Your dog uses facial expressions to communicate with you, according to a new study

Impact

Though it may not speak English, your dog could be communicating with you more than you think. A new study from the University of Portsmouth in the U.K. found that dogs make facial expressions at humans in an attempt to connect with them, regardless of whether the human has food to offer.

Here’s how the study worked: Researchers had 24 domestic dogs come to the lab. They were put into a room one at a time, tethered to the same spot (after familiarizing themselves with both the room and the researcher). Then the researcher came into the room and stood in one of four positions: looking toward the dog with food in her hands, looking toward the dog with nothing in her hands, looking away from the dog with food in her hands or looking away from the dog with nothing in her hands.

University of Portsmouth/Nature

The researchers had a camera trained on the dog’s face during each trial and watched its expressions and movements.

The dogs in the study made significantly more facial expressions when the researcher was facing them, regardless of whether she was holding food. In fact, the food didn’t affect the dogs’ facial expressions or behavior at all.

The dogs produced two main facial expressions. The first was the “inner eyebrow raiser,” also known as puppy dog eyes. In the image below — from a separate study on dogs’ facial expressions — you can see a dog with a neutral facial expression (A) and doing the “inner eyebrow raiser” (B).

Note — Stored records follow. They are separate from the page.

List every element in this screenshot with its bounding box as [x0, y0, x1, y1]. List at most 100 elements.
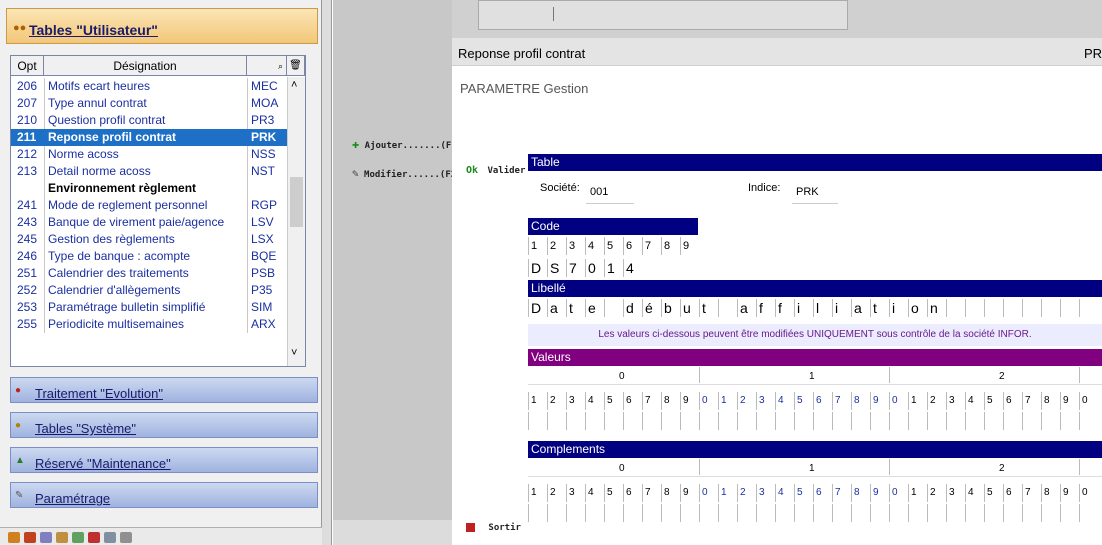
value-cell[interactable] [965, 412, 984, 430]
value-cell[interactable] [547, 504, 566, 522]
section-traitement-evolution[interactable]: ● Traitement "Evolution" [10, 377, 318, 403]
value-cell[interactable] [908, 504, 927, 522]
table-row[interactable]: 255 Periodicite multisemaines ARX [11, 316, 287, 333]
value-cell[interactable] [870, 504, 889, 522]
value-cell[interactable] [870, 412, 889, 430]
value-cell[interactable] [813, 412, 832, 430]
table-row[interactable]: 207 Type annul contrat MOA [11, 95, 287, 112]
value-cell[interactable] [946, 412, 965, 430]
scroll-up-icon[interactable]: ˄ [291, 79, 297, 91]
table-row[interactable]: 246 Type de banque : acompte BQE [11, 248, 287, 265]
value-cell[interactable] [604, 412, 623, 430]
scroll-down-icon[interactable]: ˅ [291, 347, 297, 359]
code-input[interactable]: DS7014 [528, 259, 698, 277]
value-input-row[interactable] [528, 504, 1102, 522]
libelle-input[interactable]: Datedébutaffiliation [528, 299, 1102, 317]
add-button[interactable]: ✚ Ajouter.......(F6) [352, 137, 462, 151]
table-row[interactable]: 252 Calendrier d'allègements P35 [11, 282, 287, 299]
value-cell[interactable] [566, 412, 585, 430]
table-row[interactable]: 206 Motifs ecart heures MEC [11, 78, 287, 95]
value-cell[interactable] [585, 504, 604, 522]
value-cell[interactable] [794, 504, 813, 522]
value-cell[interactable] [1022, 412, 1041, 430]
societe-field[interactable]: 001 [586, 180, 634, 204]
value-cell[interactable] [756, 412, 775, 430]
value-cell[interactable] [946, 504, 965, 522]
table-row[interactable]: 253 Paramétrage bulletin simplifié SIM [11, 299, 287, 316]
modify-button[interactable]: ✎ Modifier......(F2) [352, 167, 462, 180]
value-cell[interactable] [965, 504, 984, 522]
toolbar-icon-2[interactable] [24, 532, 36, 543]
table-row[interactable]: 243 Banque de virement paie/agence LSV [11, 214, 287, 231]
value-cell[interactable] [1060, 412, 1079, 430]
value-cell[interactable] [642, 504, 661, 522]
value-cell[interactable] [889, 412, 908, 430]
section-tables-systeme[interactable]: ● Tables "Système" [10, 412, 318, 438]
section-parametrage[interactable]: ✎ Paramétrage [10, 482, 318, 508]
toolbar-icon-6[interactable] [88, 532, 100, 543]
value-cell[interactable] [737, 412, 756, 430]
value-cell[interactable] [775, 504, 794, 522]
search-icon[interactable]: ⌕ [247, 56, 287, 76]
value-cell[interactable] [528, 504, 547, 522]
table-row[interactable]: 210 Question profil contrat PR3 [11, 112, 287, 129]
value-cell[interactable] [927, 504, 946, 522]
indice-field[interactable]: PRK [792, 180, 838, 204]
value-cell[interactable] [813, 504, 832, 522]
value-cell[interactable] [851, 504, 870, 522]
value-cell[interactable] [623, 412, 642, 430]
value-cell[interactable] [737, 504, 756, 522]
table-row[interactable]: Environnement règlement [11, 180, 287, 197]
value-cell[interactable] [851, 412, 870, 430]
value-input-row[interactable] [528, 412, 1102, 430]
value-cell[interactable] [547, 412, 566, 430]
value-cell[interactable] [794, 412, 813, 430]
value-cell[interactable] [566, 504, 585, 522]
value-cell[interactable] [1060, 504, 1079, 522]
value-cell[interactable] [832, 504, 851, 522]
toolbar-icon-3[interactable] [40, 532, 52, 543]
section-reserve-maintenance[interactable]: ▲ Réservé "Maintenance" [10, 447, 318, 473]
toolbar-icon-7[interactable] [104, 532, 116, 543]
value-cell[interactable] [680, 504, 699, 522]
value-cell[interactable] [756, 504, 775, 522]
table-row[interactable]: 211 Reponse profil contrat PRK [11, 129, 287, 146]
value-cell[interactable] [832, 412, 851, 430]
value-cell[interactable] [927, 412, 946, 430]
table-row[interactable]: 245 Gestion des règlements LSX [11, 231, 287, 248]
scroll-thumb[interactable] [290, 177, 303, 227]
value-cell[interactable] [585, 412, 604, 430]
value-cell[interactable] [718, 504, 737, 522]
value-cell[interactable] [699, 504, 718, 522]
quit-button[interactable]: Sortir [466, 523, 521, 533]
toolbar-icon-8[interactable] [120, 532, 132, 543]
user-tables-header[interactable]: ●● Tables "Utilisateur" [6, 8, 318, 44]
table-row[interactable]: 212 Norme acoss NSS [11, 146, 287, 163]
value-cell[interactable] [1041, 412, 1060, 430]
toolbar-icon-4[interactable] [56, 532, 68, 543]
col-header-designation[interactable]: Désignation [44, 56, 247, 76]
value-cell[interactable] [661, 504, 680, 522]
value-cell[interactable] [1022, 504, 1041, 522]
toolbar-icon-5[interactable] [72, 532, 84, 543]
value-cell[interactable] [661, 412, 680, 430]
value-cell[interactable] [889, 504, 908, 522]
validate-button[interactable]: Ok Valider [466, 165, 525, 176]
value-cell[interactable] [604, 504, 623, 522]
value-cell[interactable] [775, 412, 794, 430]
value-cell[interactable] [642, 412, 661, 430]
table-row[interactable]: 251 Calendrier des traitements PSB [11, 265, 287, 282]
toolbar-icon-1[interactable] [8, 532, 20, 543]
top-field[interactable] [478, 0, 848, 30]
trash-icon[interactable]: 🗑 [287, 56, 305, 76]
table-row[interactable]: 213 Detail norme acoss NST [11, 163, 287, 180]
table-row[interactable]: 241 Mode de reglement personnel RGP [11, 197, 287, 214]
value-cell[interactable] [699, 412, 718, 430]
value-cell[interactable] [908, 412, 927, 430]
value-cell[interactable] [1003, 412, 1022, 430]
value-cell[interactable] [1003, 504, 1022, 522]
value-cell[interactable] [718, 412, 737, 430]
value-cell[interactable] [1079, 504, 1098, 522]
value-cell[interactable] [984, 412, 1003, 430]
value-cell[interactable] [680, 412, 699, 430]
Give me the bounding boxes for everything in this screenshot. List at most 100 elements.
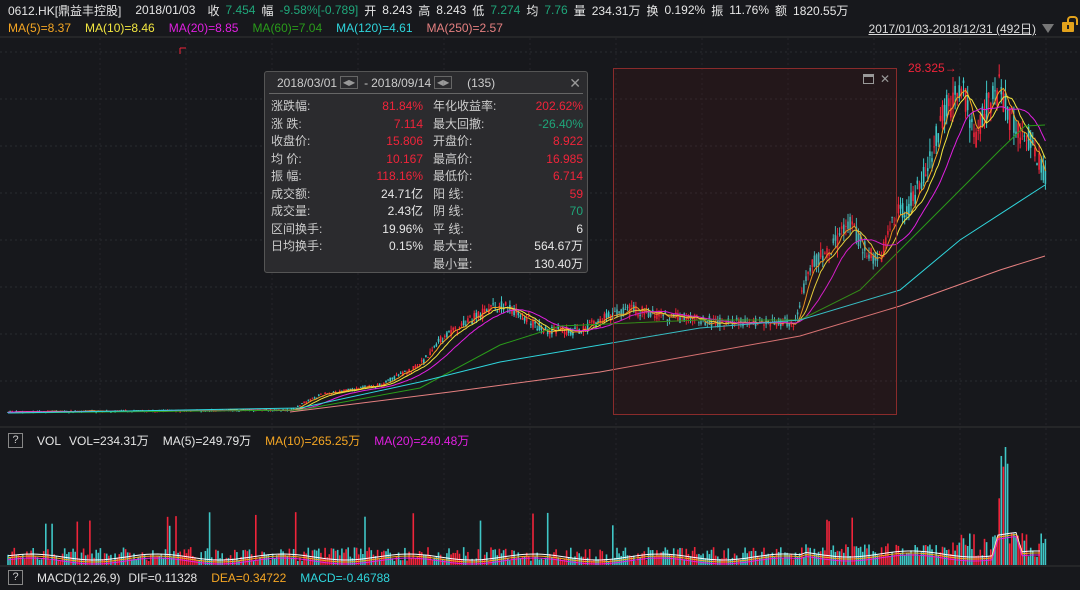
volume-bar [964, 544, 967, 565]
volume-bar [332, 548, 335, 565]
candle-body [483, 308, 486, 313]
volume-bar [330, 548, 333, 565]
volume-bar [973, 534, 975, 565]
candle-body [528, 316, 530, 318]
volume-bar [280, 549, 282, 565]
volume-bar [206, 548, 209, 565]
candle-body [309, 398, 312, 401]
candle-body [414, 365, 417, 368]
candle-body [305, 401, 307, 403]
candle-body [473, 313, 475, 319]
candle-body [591, 320, 593, 322]
volume-bar [826, 519, 828, 565]
window-icon[interactable] [862, 74, 874, 84]
volume-bar [698, 553, 700, 565]
volume-bar [215, 549, 217, 565]
candle-body [1019, 137, 1021, 144]
candle-body [593, 320, 595, 324]
candle-body [418, 364, 421, 366]
volume-bar [792, 559, 795, 565]
stat-value: 130.40万 [534, 256, 583, 271]
volume-bar [895, 544, 898, 565]
candle-body [1008, 107, 1011, 131]
candle-body [1044, 170, 1047, 184]
volume-bar [498, 548, 501, 565]
volume-bar [956, 545, 958, 565]
candle-body [530, 323, 532, 326]
volume-bar [685, 548, 688, 565]
volume-bar [872, 551, 874, 565]
stat-value: 70 [569, 204, 583, 218]
candle-body [492, 303, 494, 305]
candle-body [941, 104, 944, 129]
peak-value: 28.325 [908, 61, 945, 75]
help-button[interactable]: ? [8, 433, 23, 448]
volume-bar [945, 549, 948, 565]
volume-bar [97, 552, 100, 565]
volume-bar [137, 556, 139, 565]
candle-body [954, 85, 956, 95]
candle-body [971, 118, 973, 123]
volume-bar [49, 560, 51, 565]
stat-row: 收盘价: 15.806 [271, 133, 423, 151]
volume-bar [868, 544, 870, 565]
end-arrows-icon[interactable]: ◀▶ [434, 76, 453, 89]
volume-bar [931, 549, 933, 565]
candle-body [1042, 165, 1045, 181]
candle-body [607, 312, 610, 318]
volume-bar [427, 547, 429, 565]
candle-body [910, 192, 912, 206]
stat-row: 最低价: 6.714 [433, 168, 583, 186]
close-icon[interactable]: ✕ [569, 75, 581, 92]
candle-body [1023, 135, 1026, 137]
candle-body [933, 146, 935, 148]
candle-body [469, 316, 471, 318]
candle-body [580, 332, 583, 334]
candle-body [969, 119, 971, 128]
candle-body [299, 405, 301, 407]
candle-body [431, 349, 433, 351]
candle-body [897, 204, 900, 214]
interval-selection-box[interactable]: ✕ [613, 68, 897, 415]
stat-value: 19.96% [382, 221, 423, 236]
volume-bar [750, 551, 753, 565]
candle-body [404, 370, 406, 372]
volume-bar [811, 554, 814, 565]
candle-body [448, 330, 450, 332]
candle-body [521, 317, 524, 320]
candle-body [929, 151, 931, 156]
volume-bar [1036, 556, 1038, 565]
help-button[interactable]: ? [8, 570, 23, 585]
candle-body [439, 336, 442, 343]
volume-bar [217, 550, 219, 565]
volume-bar [11, 551, 13, 565]
stat-value: 10.167 [386, 151, 423, 166]
volume-bar [530, 560, 532, 565]
candle-body [937, 133, 940, 143]
stat-row: 开盘价: 8.922 [433, 133, 583, 151]
volume-bar [929, 544, 931, 565]
macd-value: MACD=-0.46788 [300, 570, 390, 585]
candle-body [912, 191, 914, 202]
candle-body [574, 327, 576, 330]
candle-body [311, 397, 314, 399]
stat-value: 8.922 [552, 134, 583, 148]
volume-bar [1013, 533, 1015, 565]
candle-body [979, 115, 982, 134]
volume-bar [446, 553, 448, 565]
candle-body [429, 351, 431, 356]
volume-bar [1042, 543, 1045, 565]
volume-bar [538, 559, 541, 565]
stat-row: 最高价: 16.985 [433, 151, 583, 169]
candle-body [544, 327, 547, 330]
volume-bar [95, 549, 97, 565]
start-arrows-icon[interactable]: ◀▶ [340, 76, 359, 89]
candle-body [437, 338, 440, 342]
candle-body [927, 168, 929, 172]
candle-body [924, 174, 927, 176]
volume-bar [809, 547, 811, 565]
candle-body [395, 374, 398, 376]
volume-bar [588, 549, 591, 565]
close-icon[interactable]: ✕ [880, 72, 890, 86]
stat-value: 81.84% [382, 99, 423, 113]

University of Sydney, Australia/PLOS One

The inner eyebrow raiser is clearly a hit with humans, likely because it makes dogs’ eyes look bigger and the dog look younger.

“We also know that the puppy-dog-eyes ‘guilty look’ dogs affect when scolded has little to do with the dog’s emotion; rather, it’s a learned behavior, acting submissive in response to anger,” Science Alert noted in an article about the Portsmouth study.

According to a 2013 study, dogs who make such facial expressions more often are more likely to be adopted from shelters. Perhaps dogs have learned this is an expression humans like? It’s hard to know. What we do know is they generally tend to make it to our faces, not our backs.

The other expression dogs made to the researcher’s face was “tongue show,” which is exactly what it sounds like. The researchers aren’t sure what the dog revealing its tongue is meant to communicate to humans — it could be anything from the dog panting to reduce heat to showing signs of stress to articulating a relaxed state.

Maybe dogs will learn English someday, but until then, we’ll have to keep relying on their body language and facial expressions to figure out what they’re saying to us.